A influenciadora Camilly Victoria, filha de Carla Perez e Xanddy, usou as redes sociais nesta quinta-feira (26) para falar abertamente sobre sua sexualidade e o processo de aceitação pessoal. Aos 24 anos, a jovem abriu uma caixinha de perguntas no Instagram e respondeu com franqueza aos seguidores, refletindo sobre os desafios de crescer sob os holofotes e sobre como sua percepção do amor mudou depois que decidiu viver sua sexualidade.
Em um desabafo publicado nos stories, Camilly contou que o caminho até se declarar publicamente quem é foi atravessado por inseguranças e pressões externas. “Quando você ainda é uma criança ou adolescente, ainda está se entendendo, descobrindo o mundo e a si mesma ao mesmo tempo. Eu cresci sob um holofote, com muita gente, duas ou três vezes mais velha do que eu, que eu nem conhecia, tentando me dizer quem eu era e quem eu deveria ser. Não foi com carinho, e não me senti acolhida”, escreveu. Segundo ela, o excesso de opiniões e julgamentos dificultou um processo que já costuma ser delicado por si só.

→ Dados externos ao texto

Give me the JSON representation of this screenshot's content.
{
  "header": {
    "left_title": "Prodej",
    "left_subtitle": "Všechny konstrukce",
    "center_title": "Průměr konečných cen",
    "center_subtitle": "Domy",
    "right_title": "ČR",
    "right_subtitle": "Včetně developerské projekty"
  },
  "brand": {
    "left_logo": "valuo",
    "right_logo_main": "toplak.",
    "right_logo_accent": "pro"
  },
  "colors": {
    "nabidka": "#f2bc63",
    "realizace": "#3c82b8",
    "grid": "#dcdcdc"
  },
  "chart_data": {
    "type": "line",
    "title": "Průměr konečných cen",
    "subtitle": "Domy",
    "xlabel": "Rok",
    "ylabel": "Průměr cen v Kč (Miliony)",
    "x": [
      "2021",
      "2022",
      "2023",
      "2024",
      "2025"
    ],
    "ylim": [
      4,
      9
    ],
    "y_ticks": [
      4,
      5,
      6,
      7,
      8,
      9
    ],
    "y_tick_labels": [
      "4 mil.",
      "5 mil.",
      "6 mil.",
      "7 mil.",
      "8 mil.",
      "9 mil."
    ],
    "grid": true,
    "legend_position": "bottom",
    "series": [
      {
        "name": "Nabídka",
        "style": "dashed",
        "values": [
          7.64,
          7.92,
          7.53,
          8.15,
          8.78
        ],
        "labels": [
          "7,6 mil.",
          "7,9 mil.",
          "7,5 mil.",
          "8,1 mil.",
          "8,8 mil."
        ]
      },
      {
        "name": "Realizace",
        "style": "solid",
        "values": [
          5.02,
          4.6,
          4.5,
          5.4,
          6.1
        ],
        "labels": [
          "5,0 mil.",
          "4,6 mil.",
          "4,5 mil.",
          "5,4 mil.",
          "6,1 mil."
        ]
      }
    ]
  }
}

A jovem também revelou que demorou para conseguir ser honesta sobre a própria identidade. “Demorei um tempo para ser honesta sobre quem eu era. Primeiro comigo mesma e depois com os outros — e esse é um sentimento que não desejo para ninguém. Ninguém deveria sentir que precisa esconder partes de si para ser aceita.” Apesar das dificuldades, Camilly destacou que encontrou em casa o suporte necessário para atravessar essa fase. “Mas, no fim das contas, meus pais estavam lá, de braços abertos — não só me respeitando, mas me amando e deixando muito claro que nada além do meu bem-estar importava. Isso me deu confiança, segurança e força para simplesmente ser quem eu sou.”
Ao responder perguntas dos seguidores, ela também fez questão de esclarecer equívocos comuns sobre identidade de gênero e orientação sexual. Questionada se pretendia “masculinizar” o corpo, Camilly foi direta: “Eu não tenho nenhuma disforia em relação ao meu corpo e me sinto confortável comigo mesma. Ser uma mulher lésbica e estar bem com quem eu sou não tem absolutamente nada a ver com a vivência de uma pessoa trans.”